Las imágenes de este filme -que muestra el verdadero amor, en oposición al arribismo y al discurso inconsecuente- fluyen de manera notablemente artística, imposibles de plasmar con otro medio. De forma permanente se recurre al color, al lenguaje corporal (con fines humorísticos o de extremo dramatismo), y al cine dentro del cine. Incluso aparecen directores famosos como Federico Fellini y Vittorio De Sica, y una escena transcurre durante la filmación de La dolce vita. La historia cuenta de tres grandes amigos, quienes participaron de la resistencia italiana contra la Alemania nazi, y que terminan involucrándose con una misma mujer. Por supuesto, ello conlleva a la destrucción de su amistad, pero también reafirma el carácter y valores de cada uno. El más querible de todos los personajes es justamente quien es más azotado, y sorprende la manera de cómo siempre se toma la vida con complacencia y humor.
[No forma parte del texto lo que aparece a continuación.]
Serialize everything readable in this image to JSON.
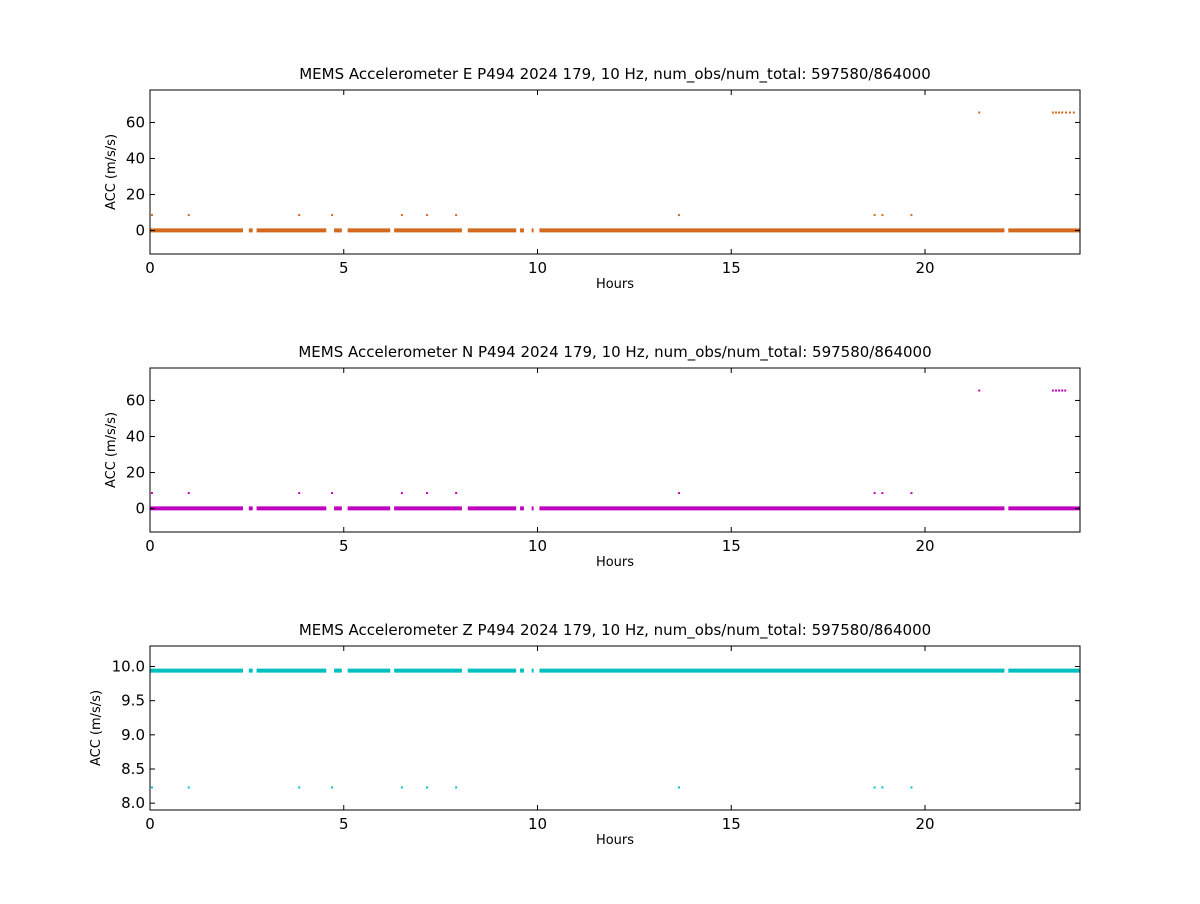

Los otros, con o sin la dama de sus sueños, se dejan llevar por sus lados más negativos, e incluso uno de ellos, despreciables. Sin ser necesariamente una película de crítica social, hace hincapié en cómo el estatus económico -o más bien, la búsqueda de éste- puede cambiar a las personas. Y no es que se tenga simpatía por la humildad y la pobreza y desprecio por la riqueza. Más bien se presenta la forma en que esta última se busca, incluso en desmedro de los sueños más apreciados, y -en este caso- el de quedarse o no con la mujer amada. Un clásico imperdible. (5)




CITAS:
1.- www.filmaffinity.com/es/film303070.html -
 


1 comentario:

  1. Excelente comentario. Lo suscribo. Sólo quisiera añadir que Gianni nunca olvidó al amor de su vida, Luciana (nunca estuvo enamorado de Elide). En la escena de espera para matricular a sus hijos en el colegio, le dice que nunca la olvidó, y le pregunta si recuerda lo de la pensión Friuli. Ella lo piensa, no recuerda, y luego dice, "Aaaah, la pensión Friuli" Y posteriormente, le dice respecto a lo que él le señaló, "nunca te olvidé": "pero yo no". Terrible. La esperanza que mantuvo en pie a Gianni toda su vida de magnate, nunca existió. Terrible. Una película TOTAL. La mejor que he visto, mi favorita. Todos los aspectos humanos están ahí.